When I run the demo, I get stuck here:

/user/home/j.soares/.conda/envs/videollama/lib/python3.9/site-packages/torchvision/transforms/_functional_video.py:6: UserWarning: The 'torchvision.transforms._functional_video' module is deprecated since 0.12 and will be removed in the future. Please use the 'torchvision.transforms.functional' module instead.
  warnings.warn(
/user/home/j.soares/.conda/envs/videollama/lib/python3.9/site-packages/torchvision/transforms/_transforms_video.py:22: UserWarning: The 'torchvision.transforms._transforms_video' module is deprecated since 0.12 and will be removed in the future.

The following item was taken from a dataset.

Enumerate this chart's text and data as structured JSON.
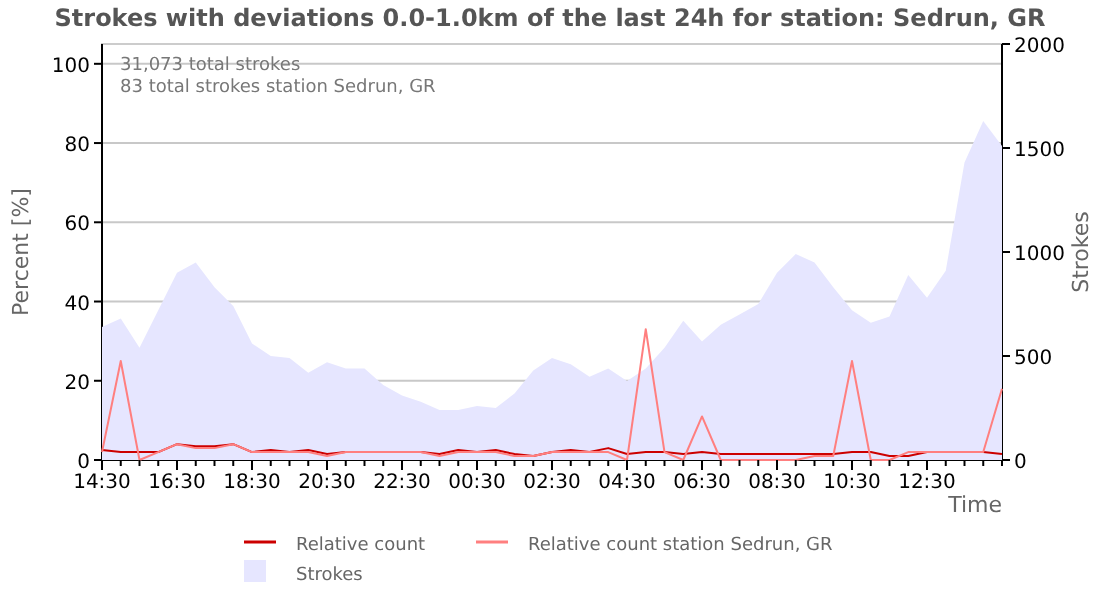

Please use the 'torchvision.transforms' module instead.
  warnings.warn(
    Using pad_token, but it is not set yet.
Initializing Chat
Loading VIT
Loading VIT Done
Loading Q-Former
Loading checkpoint shards: 100%|██████████| 2/2 [00:14<00:00,  7.42s/it]

What should I try?

jpssoares commented 2 months ago

I have tried both Pretrained and finetuned models but same problem occurs.